Hafsat Abiola-Costello adds her voice to the hijab debate stirred by Amasa Firdaus of the law school fame.

Law school student Amasa Firdaus started a hijab debate in Nigeria that has refused to go away. Now, Hafsat Abiola-Costello, daughter of late Chief MKO Abiola, has added her voice to the debate.

Firdaus famously refused to take off her hijab during law school graduation ceremony. It was a stance that would cost her a law school certificate.

Almost everyone has had a say on this raging religious controversy.

Abiola-Costello who is founder of the Kudirat Initiative for Democracy (KIND) salutes Firdaus for her courage and says her action was aimed at challenging the status quo.

Abiola's daughter also likens Firdaus to a lion.

Her Facebook post is reproduced below, unedited:

________________

A law student passed all the requirements to be called to the bar but was not allowed to attend the ceremony because she refused to take off her hijab, which violates the rules of the Law School.

She knew of the rule but because she felt that it was unjust, she refused to comply. By so doing, she has chosen to challenge the status quo.

 

If she succeeds, the Law School will change the rule. If she fails, she would either have to comply in order to be called to the Bar in Nigeria or give up her dream of being a lawyer here.

ALSO READ: We asked lawyers about law school drama, this is what they said

I wish we would all be like Firdaus in pursuit of the world we want to live in.
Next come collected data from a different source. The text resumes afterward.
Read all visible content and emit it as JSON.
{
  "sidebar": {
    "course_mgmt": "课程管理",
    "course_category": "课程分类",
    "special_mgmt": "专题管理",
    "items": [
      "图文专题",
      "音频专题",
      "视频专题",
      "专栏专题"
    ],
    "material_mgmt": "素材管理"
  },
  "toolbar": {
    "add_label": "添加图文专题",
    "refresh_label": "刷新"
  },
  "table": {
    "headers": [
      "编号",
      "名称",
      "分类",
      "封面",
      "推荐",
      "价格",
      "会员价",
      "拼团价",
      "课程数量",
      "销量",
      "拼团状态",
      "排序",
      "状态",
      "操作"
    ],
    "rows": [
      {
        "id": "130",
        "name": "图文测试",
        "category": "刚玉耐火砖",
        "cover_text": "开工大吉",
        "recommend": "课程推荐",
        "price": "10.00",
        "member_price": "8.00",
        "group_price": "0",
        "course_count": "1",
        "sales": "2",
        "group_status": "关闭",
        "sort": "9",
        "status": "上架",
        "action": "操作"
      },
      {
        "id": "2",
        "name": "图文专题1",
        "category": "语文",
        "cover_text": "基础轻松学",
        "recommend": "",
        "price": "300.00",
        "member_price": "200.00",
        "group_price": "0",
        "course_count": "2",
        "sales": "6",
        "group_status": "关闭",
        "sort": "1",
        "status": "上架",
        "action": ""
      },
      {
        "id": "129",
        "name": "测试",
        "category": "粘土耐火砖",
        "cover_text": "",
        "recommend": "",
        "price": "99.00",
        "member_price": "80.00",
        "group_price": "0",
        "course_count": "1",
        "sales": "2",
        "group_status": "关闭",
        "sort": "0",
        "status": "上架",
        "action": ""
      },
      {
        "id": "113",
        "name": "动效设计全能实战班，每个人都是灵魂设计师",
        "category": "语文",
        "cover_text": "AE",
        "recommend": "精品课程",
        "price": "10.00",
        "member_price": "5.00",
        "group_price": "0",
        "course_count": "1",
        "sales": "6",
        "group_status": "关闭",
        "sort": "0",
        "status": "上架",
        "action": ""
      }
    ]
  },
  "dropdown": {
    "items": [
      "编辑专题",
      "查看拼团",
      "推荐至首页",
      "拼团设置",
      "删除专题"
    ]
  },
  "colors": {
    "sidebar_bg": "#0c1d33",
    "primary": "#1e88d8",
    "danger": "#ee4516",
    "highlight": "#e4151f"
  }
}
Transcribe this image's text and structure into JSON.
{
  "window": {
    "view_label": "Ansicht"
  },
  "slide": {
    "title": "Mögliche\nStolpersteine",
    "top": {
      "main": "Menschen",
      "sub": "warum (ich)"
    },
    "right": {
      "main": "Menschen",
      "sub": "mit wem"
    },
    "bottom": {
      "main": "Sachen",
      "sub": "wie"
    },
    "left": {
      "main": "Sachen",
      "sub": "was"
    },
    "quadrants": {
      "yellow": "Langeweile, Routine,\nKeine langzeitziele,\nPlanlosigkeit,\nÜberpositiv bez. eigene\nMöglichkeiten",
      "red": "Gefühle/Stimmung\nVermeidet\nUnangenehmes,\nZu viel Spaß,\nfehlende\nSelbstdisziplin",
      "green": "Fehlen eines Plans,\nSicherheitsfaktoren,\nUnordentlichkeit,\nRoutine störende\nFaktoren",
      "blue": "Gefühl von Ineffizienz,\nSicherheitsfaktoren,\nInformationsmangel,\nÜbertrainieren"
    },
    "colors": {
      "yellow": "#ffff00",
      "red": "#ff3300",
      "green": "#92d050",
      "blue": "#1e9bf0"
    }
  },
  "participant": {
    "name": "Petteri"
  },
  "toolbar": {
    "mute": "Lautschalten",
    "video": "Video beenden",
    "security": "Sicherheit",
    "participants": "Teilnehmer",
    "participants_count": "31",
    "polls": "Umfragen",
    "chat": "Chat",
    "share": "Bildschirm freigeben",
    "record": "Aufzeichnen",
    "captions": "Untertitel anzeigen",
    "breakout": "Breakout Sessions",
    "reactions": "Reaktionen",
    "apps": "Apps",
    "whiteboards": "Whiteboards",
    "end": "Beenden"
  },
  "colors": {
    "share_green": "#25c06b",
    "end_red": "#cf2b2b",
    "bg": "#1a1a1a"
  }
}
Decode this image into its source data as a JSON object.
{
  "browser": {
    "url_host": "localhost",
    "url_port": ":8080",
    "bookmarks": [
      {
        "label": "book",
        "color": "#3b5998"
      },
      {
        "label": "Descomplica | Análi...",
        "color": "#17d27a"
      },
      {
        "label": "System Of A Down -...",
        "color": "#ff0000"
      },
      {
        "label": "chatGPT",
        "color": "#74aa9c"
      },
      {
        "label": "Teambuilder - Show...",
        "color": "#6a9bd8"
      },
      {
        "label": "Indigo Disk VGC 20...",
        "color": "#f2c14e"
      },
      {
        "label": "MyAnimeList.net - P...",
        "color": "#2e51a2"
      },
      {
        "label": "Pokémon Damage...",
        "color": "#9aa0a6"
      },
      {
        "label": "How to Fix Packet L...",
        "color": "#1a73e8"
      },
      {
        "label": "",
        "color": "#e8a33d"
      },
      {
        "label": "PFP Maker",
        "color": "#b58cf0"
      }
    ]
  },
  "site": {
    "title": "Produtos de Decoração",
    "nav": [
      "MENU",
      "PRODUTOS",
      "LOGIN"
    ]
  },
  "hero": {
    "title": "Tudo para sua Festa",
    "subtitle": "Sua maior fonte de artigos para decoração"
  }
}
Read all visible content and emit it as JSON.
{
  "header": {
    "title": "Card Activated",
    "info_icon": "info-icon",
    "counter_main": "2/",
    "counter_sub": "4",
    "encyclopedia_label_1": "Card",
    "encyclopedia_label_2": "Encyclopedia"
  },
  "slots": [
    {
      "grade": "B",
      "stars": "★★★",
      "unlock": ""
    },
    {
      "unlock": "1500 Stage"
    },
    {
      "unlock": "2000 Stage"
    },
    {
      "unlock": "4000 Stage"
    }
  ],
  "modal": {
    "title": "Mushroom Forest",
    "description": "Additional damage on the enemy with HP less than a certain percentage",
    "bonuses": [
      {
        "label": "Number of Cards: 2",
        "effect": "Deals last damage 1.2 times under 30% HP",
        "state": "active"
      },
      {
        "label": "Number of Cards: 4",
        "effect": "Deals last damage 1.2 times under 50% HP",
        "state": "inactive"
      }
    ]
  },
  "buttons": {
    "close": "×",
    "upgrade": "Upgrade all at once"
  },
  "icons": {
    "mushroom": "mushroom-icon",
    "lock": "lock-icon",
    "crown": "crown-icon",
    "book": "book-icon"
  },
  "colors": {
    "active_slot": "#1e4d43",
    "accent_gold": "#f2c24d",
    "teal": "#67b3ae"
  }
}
To stand up or take a knee and speak up against a practice or rule that we do not support. To be willing to challenge the prevailing practice, no matter the cost. After all, the problems we remain silent about are the ones we are condemned to live with.

As we think of what gifts to give each other during this Christmas season, let us gather stories of the courageous, the stories of the scared-but-acted-anyway to share at our tables. Let them inspire us to enter 2018 prepared to raise our voices about the issues we are concerned about; to push past complacency and complicity and demand change.

Well done, Firdaus. A lioness can only ever be the mother of cubs.